Yes. I mean, I think with buydowns. One, taking a step back, Rick, it's probably 3% or 4% of our originations has buydowns in and so it's not super material. And remember, we underwrite that at full rate and we've had similar questions around student loans, same thing with student loans, right? We underwrite those assuming they're going to pay back the loan. So there's some concentration, I think, around builders because clearly, they're not building a lot in the Northeast because there's not a lot of land. So it's always going to be more Southwest, Southeast a little bit of on the West. But we don't see any big concentration issues or things like that. I think it's really -- one of the things we've gotten asked this question too is just there's not enough supply in the country. So the fact that homebuilders are putting supply out, I think longer term, that's good, very good for the homebuilders. And clearly -- and most of these are obviously first-time home buyers. So it's good for MI, but certainly, it's the concentration. It's certainly something you had to look at, but it's not something we're concerned about at this time. And Chris has a few words on this, too.

Chris Curran

Analyst · JPMorgan.

Rick, when you look at the buy down product, that certainly we're ensuring from the builders, the majority of those buydowns are permanent. So in a way, it is beneficial to, I'll call it, the financial makeup of the borrowers, certainly having additional cash flow for them. So that is 1 certainly a benefit of the permanent nature of these buydowns and certainly by extension that will benefit the credit performance as well.

Richard Shane

Analyst · JPMorgan.

Got it. Okay. And Mark, I think on a personal level, there are some congratulations in order as well.

Mark Casale

Analyst · JPMorgan.

Thank you. Yes, that's why we're having the call on Thursday because my daughter is getting married on Saturday. I have the rehearsal dinner tonight.

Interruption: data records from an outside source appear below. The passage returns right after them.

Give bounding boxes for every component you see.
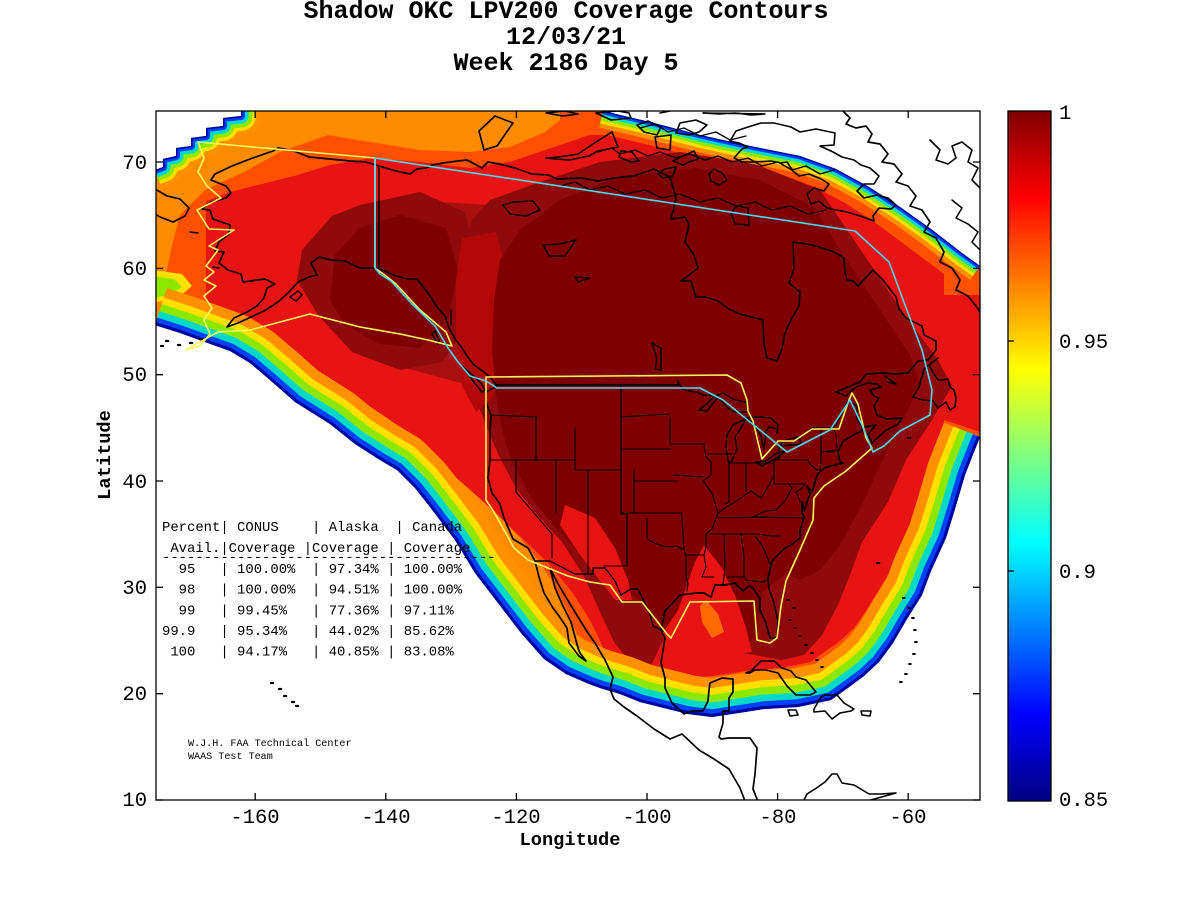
svg-text:0.9: 0.9 (1059, 562, 1096, 585)
svg-text:W.J.H. FAA Technical Center: W.J.H. FAA Technical Center (188, 738, 352, 750)
svg-text:-80: -80 (760, 807, 797, 830)
svg-text:-60: -60 (890, 807, 927, 830)
svg-text:50: 50 (122, 365, 147, 388)
svg-text:0.85: 0.85 (1059, 790, 1108, 813)
svg-text:Week 2186 Day 5: Week 2186 Day 5 (453, 49, 678, 78)
svg-text:Latitude: Latitude (94, 410, 116, 500)
svg-text:0.95: 0.95 (1059, 332, 1108, 355)
svg-text:1: 1 (1059, 103, 1071, 126)
svg-text:12/03/21: 12/03/21 (506, 23, 626, 52)
svg-text:99.9 | 95.34% | 44.02% | 8: 99.9 | 95.34% | 44.02% | 85.62% (162, 624, 454, 640)
svg-text:Longitude: Longitude (520, 829, 621, 851)
svg-text:100 | 94.17% | 40.85% | 83: 100 | 94.17% | 40.85% | 83.08% (162, 645, 454, 661)
svg-text:70: 70 (122, 153, 147, 176)
svg-text:-140: -140 (361, 807, 410, 830)
svg-text:99 | 99.45% | 77.36% | 97.: 99 | 99.45% | 77.36% | 97.11% (162, 604, 454, 620)
svg-text:60: 60 (122, 259, 147, 282)
svg-text:30: 30 (122, 578, 147, 601)
svg-text:98 | 100.00% | 94.51% | 100: 98 | 100.00% | 94.51% | 100.00% (162, 583, 463, 599)
svg-text:-160: -160 (230, 807, 279, 830)
svg-text:95 | 100.00% | 97.34% | 100: 95 | 100.00% | 97.34% | 100.00% (162, 562, 463, 578)
svg-text:Avail.|Coverage |Coverage | Co: Avail.|Coverage |Coverage | Coverage (162, 541, 470, 557)
svg-text:-100: -100 (622, 807, 671, 830)
svg-text:Percent| CONUS | Alaska |: Percent| CONUS | Alaska | Canada (162, 520, 462, 536)
svg-text:20: 20 (122, 684, 147, 707)
svg-text:------------------------------: ---------------------------------------- (162, 550, 495, 566)
svg-text:-120: -120 (491, 807, 540, 830)
svg-text:WAAS Test Team: WAAS Test Team (188, 752, 273, 763)
svg-text:10: 10 (122, 790, 147, 813)
svg-text:40: 40 (122, 472, 147, 495)
svg-text:Shadow OKC LPV200 Coverage Con: Shadow OKC LPV200 Coverage Contours (303, 0, 828, 26)
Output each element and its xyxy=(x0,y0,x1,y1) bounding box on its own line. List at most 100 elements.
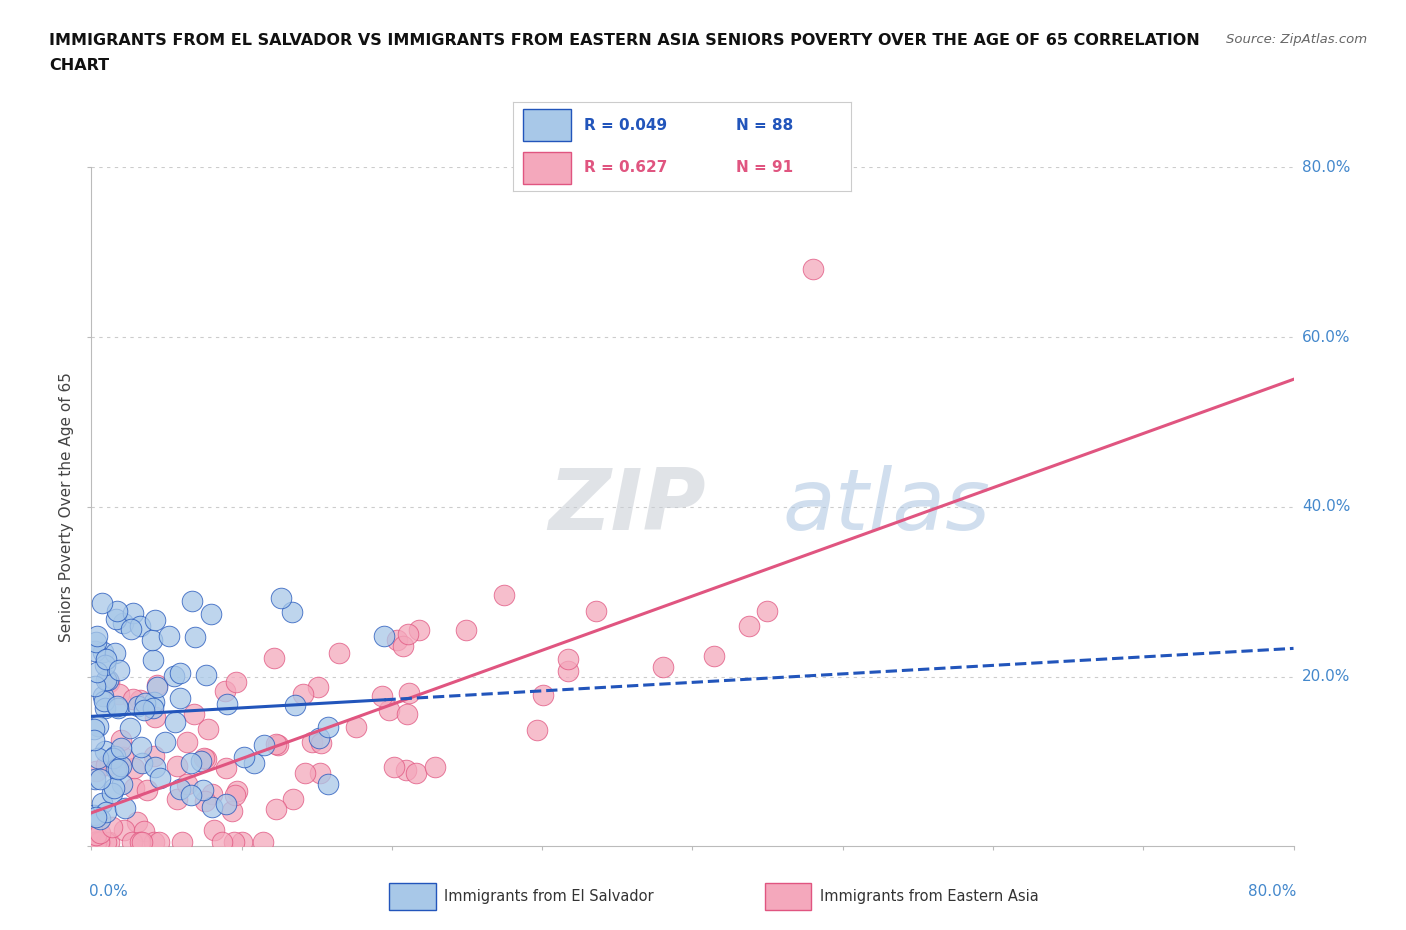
Point xyxy=(183,707,205,722)
Point xyxy=(180,788,202,803)
Text: R = 0.049: R = 0.049 xyxy=(583,118,668,133)
Point xyxy=(118,721,141,736)
Point xyxy=(176,735,198,750)
Text: ZIP: ZIP xyxy=(548,465,706,549)
Point xyxy=(531,687,554,702)
Bar xyxy=(765,884,811,910)
Point xyxy=(146,679,169,694)
Point xyxy=(142,700,165,715)
Point xyxy=(90,595,112,610)
Point xyxy=(107,662,129,677)
Point xyxy=(201,800,224,815)
Point xyxy=(309,765,332,780)
Point xyxy=(121,606,143,621)
Point xyxy=(405,765,427,780)
Point xyxy=(90,796,112,811)
Point xyxy=(172,834,194,849)
Point xyxy=(94,804,117,819)
Point xyxy=(145,759,167,774)
Point xyxy=(124,781,146,796)
Point xyxy=(423,760,446,775)
Point xyxy=(153,735,176,750)
Point xyxy=(222,834,245,849)
Point xyxy=(104,612,127,627)
Point xyxy=(86,629,108,644)
Point xyxy=(149,771,172,786)
Point xyxy=(378,702,401,717)
Point xyxy=(142,695,165,710)
Point xyxy=(93,694,115,709)
Point xyxy=(267,737,290,752)
Point xyxy=(104,645,127,660)
Point xyxy=(163,714,186,729)
Point xyxy=(454,623,477,638)
Point xyxy=(148,834,170,849)
Point xyxy=(253,737,276,752)
Point xyxy=(104,748,127,763)
Point xyxy=(200,606,222,621)
Point xyxy=(94,743,117,758)
Point xyxy=(142,749,165,764)
Point xyxy=(100,819,122,834)
Point xyxy=(408,623,430,638)
Point xyxy=(121,692,143,707)
Point xyxy=(129,618,152,633)
Point xyxy=(94,658,117,672)
Point xyxy=(373,629,395,644)
Point xyxy=(194,751,217,766)
Point xyxy=(114,800,136,815)
Point xyxy=(124,761,146,776)
Point xyxy=(344,719,367,734)
Point xyxy=(83,679,105,694)
Point xyxy=(801,262,824,277)
Point xyxy=(194,668,217,683)
Point xyxy=(169,690,191,705)
Point xyxy=(114,822,136,837)
Point xyxy=(193,751,215,765)
Point xyxy=(127,698,149,713)
Point xyxy=(96,672,118,687)
Bar xyxy=(523,152,571,183)
Point xyxy=(84,809,107,824)
Point xyxy=(382,760,405,775)
Point xyxy=(131,755,153,770)
Point xyxy=(703,648,725,663)
Point xyxy=(190,754,212,769)
Point xyxy=(83,807,105,822)
Point xyxy=(395,763,418,777)
Point xyxy=(125,815,148,830)
Text: CHART: CHART xyxy=(49,58,110,73)
Point xyxy=(84,635,107,650)
Point xyxy=(132,824,155,839)
Point xyxy=(104,762,127,777)
Point xyxy=(142,653,165,668)
Point xyxy=(89,772,111,787)
Point xyxy=(134,702,156,717)
Point xyxy=(84,834,107,849)
Point xyxy=(89,834,111,849)
Text: IMMIGRANTS FROM EL SALVADOR VS IMMIGRANTS FROM EASTERN ASIA SENIORS POVERTY OVER: IMMIGRANTS FROM EL SALVADOR VS IMMIGRANT… xyxy=(49,33,1199,47)
Point xyxy=(180,755,202,770)
Point xyxy=(143,613,166,628)
Point xyxy=(284,698,307,712)
Text: R = 0.627: R = 0.627 xyxy=(583,160,668,175)
Point xyxy=(84,828,107,843)
Point xyxy=(294,765,316,780)
Point xyxy=(134,696,156,711)
Point xyxy=(385,632,408,647)
Point xyxy=(108,686,131,701)
Point xyxy=(557,663,579,678)
Bar xyxy=(523,110,571,141)
Point xyxy=(242,755,264,770)
Point xyxy=(371,688,394,703)
Point xyxy=(107,701,129,716)
Point xyxy=(194,794,217,809)
Point xyxy=(120,621,142,636)
Point xyxy=(307,679,329,694)
Point xyxy=(328,645,350,660)
Text: 20.0%: 20.0% xyxy=(1302,669,1350,684)
Point xyxy=(215,797,238,812)
Text: Source: ZipAtlas.com: Source: ZipAtlas.com xyxy=(1226,33,1367,46)
Point xyxy=(292,687,315,702)
Point xyxy=(98,834,121,849)
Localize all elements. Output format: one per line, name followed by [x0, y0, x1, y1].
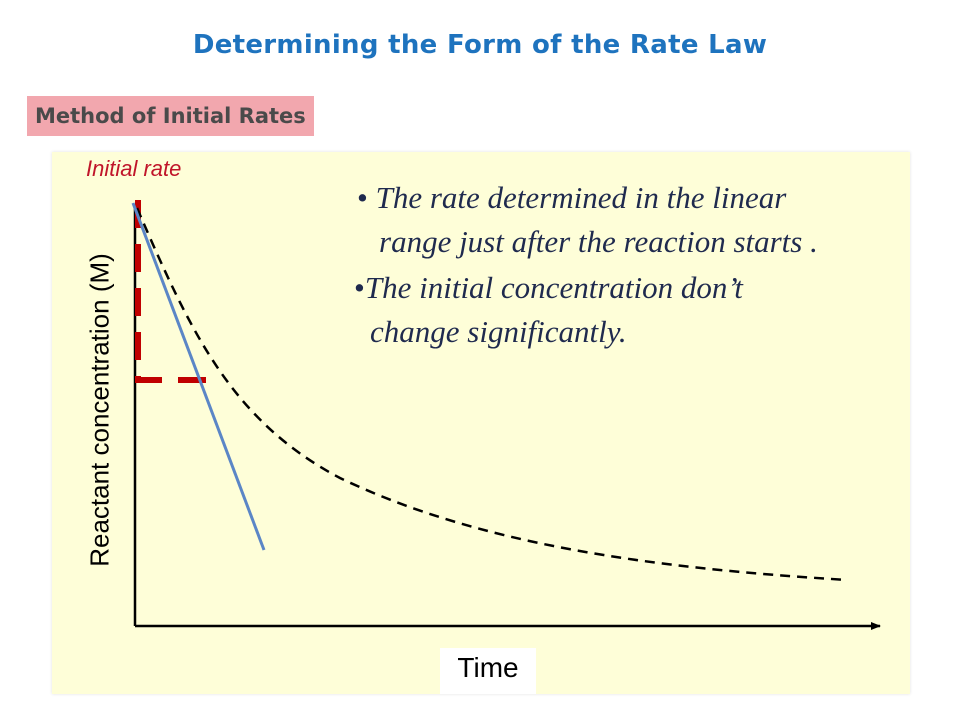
x-axis-label: Time: [457, 652, 519, 683]
concentration-curve: [135, 207, 849, 582]
initial-rate-label: Initial rate: [86, 156, 182, 181]
initial-rate-guide: [135, 200, 222, 383]
bullet-marker: •: [357, 180, 368, 215]
bullet-line: The rate determined in the linear: [375, 180, 787, 215]
slide-title: Determining the Form of the Rate Law: [192, 30, 768, 60]
y-axis-label: Reactant concentration (M): [84, 253, 115, 567]
bullet-line: change significantly.: [370, 314, 627, 349]
graph-panel: [52, 152, 910, 694]
bullet-marker: •: [354, 270, 365, 305]
bullet-line: range just after the reaction starts .: [379, 224, 818, 259]
bullet-line: The initial concentration don’t: [364, 270, 743, 305]
section-label: Method of Initial Rates: [27, 96, 314, 136]
x-axis-label-background: [440, 648, 536, 694]
tangent-line: [131, 202, 266, 551]
bullet-item: • The rate determined in the linear rang…: [357, 176, 818, 264]
bullet-item: •The initial concentration don’t change …: [354, 266, 743, 354]
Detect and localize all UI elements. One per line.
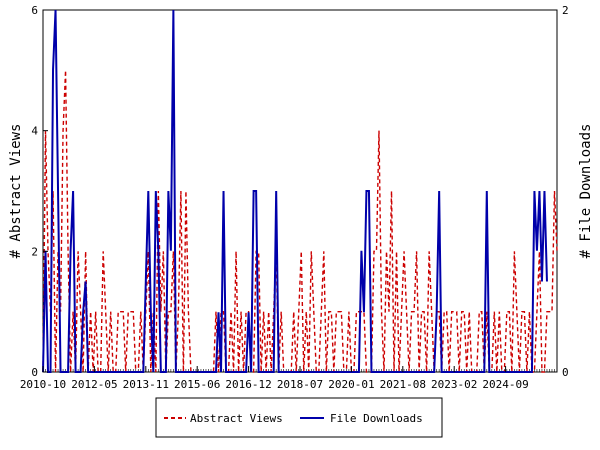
legend: Abstract Views File Downloads bbox=[155, 397, 443, 438]
left-tick-label: 6 bbox=[31, 4, 38, 17]
legend-label-file-downloads: File Downloads bbox=[330, 412, 423, 425]
left-axis-ticks: 0 2 4 6 bbox=[31, 4, 48, 379]
x-tick-label: 2024-09 bbox=[482, 378, 528, 391]
series-line-file-downloads bbox=[42, 9, 548, 373]
x-tick-label: 2016-12 bbox=[225, 378, 271, 391]
x-tick-label: 2020-01 bbox=[328, 378, 374, 391]
x-tick-label: 2023-02 bbox=[431, 378, 477, 391]
left-tick-label: 2 bbox=[31, 245, 38, 258]
plot-area bbox=[42, 9, 558, 373]
left-tick-label: 0 bbox=[31, 366, 38, 379]
x-tick-label: 2018-07 bbox=[277, 378, 323, 391]
right-tick-label: 2 bbox=[562, 4, 569, 17]
series-lines bbox=[42, 9, 558, 373]
right-axis-title: # File Downloads bbox=[578, 124, 594, 259]
x-tick-label: 2021-08 bbox=[380, 378, 426, 391]
x-axis-ticks: 2010-10 2012-05 2013-11 2015-06 2016-12 2018-… bbox=[20, 366, 529, 391]
x-tick-label: 2012-05 bbox=[71, 378, 117, 391]
right-axis-ticks: 02 bbox=[552, 4, 569, 379]
x-tick-label: 2013-11 bbox=[123, 378, 169, 391]
legend-label-abstract-views: Abstract Views bbox=[190, 412, 283, 425]
x-tick-label: 2015-06 bbox=[174, 378, 220, 391]
legend-box bbox=[155, 397, 443, 438]
left-axis-title: # Abstract Views bbox=[8, 124, 24, 259]
series-line-abstract-views bbox=[42, 70, 558, 373]
right-tick-label: 0 bbox=[562, 366, 569, 379]
left-tick-label: 4 bbox=[31, 125, 38, 138]
x-tick-label: 2010-10 bbox=[20, 378, 66, 391]
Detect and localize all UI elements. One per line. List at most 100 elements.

So I was not allowed to have the call tomorrow. So that's why I appreciate some of our competitors. They were very gracious in moving their times. But yes, thank you Rick.

Operator

Operator

Your next question comes from the line of Eric Hagen with BTIG.

Eric Hagen

Analyst · BTIG.

Congratulations, Mark. A quick modeling question upfront. You feel like the ceded premium of 5 basis points is a good way to think about modeling that going into next year?

Chris Curran

Analyst · BTIG.

It's Chris. Yes, I think that's a reasonable range. I mean, really, when you look at certainly our history within in that range, so that's reasonable from a modeling perspective.

Eric Hagen

Analyst · BTIG.

Okay. Great. There's always kind of 2 dimensions of risk to think about, right? There's the borrower risk and then there's the asset level risk. Like which 1 would you say your may be more sensitive to right now and whether you think -- like how you adjust for that and how it factors into the risk-adjusted return that you think you're picking up right now?

Mark Casale

Analyst · BTIG.

I think it's a good -- it's a really good question. I think on the portfolio, it's clearly around the asset risk, right? It's already you've already underwritten the mortgage home prices can fluctuate, borrowers could not pay and then you have severity issues. So I think we're more focused because you can't control that. So I think we're more focused there on the asset risk. We feel pretty good with that, Mike, because we have 75% mark-to-market, we have a lot of embedded HPA. And clearly, we talked about the persistency angle helping us. And I think also -- so for new originations, clearly, right? I mean it's going to be higher DTI's obvious with 7%, 8% mortgages. So you're much more focused. You're not going to have and certainly not going to have that HPA growth. It's going to be, in our view, probably more flattish over the next 3 to 4 years. So I think it's a little bit more on the borrower risk on that side.

Operator

Operator

I will now turn the call back over to management for closing remarks.

Mark Casale

Analyst

I'd like everyone to thanks. Thanks, everyone, for joining us, and have a great day. .

Operator

Operator

Ladies and gentlemen, that concludes today's call. Thank you all for joining. You may now disconnect.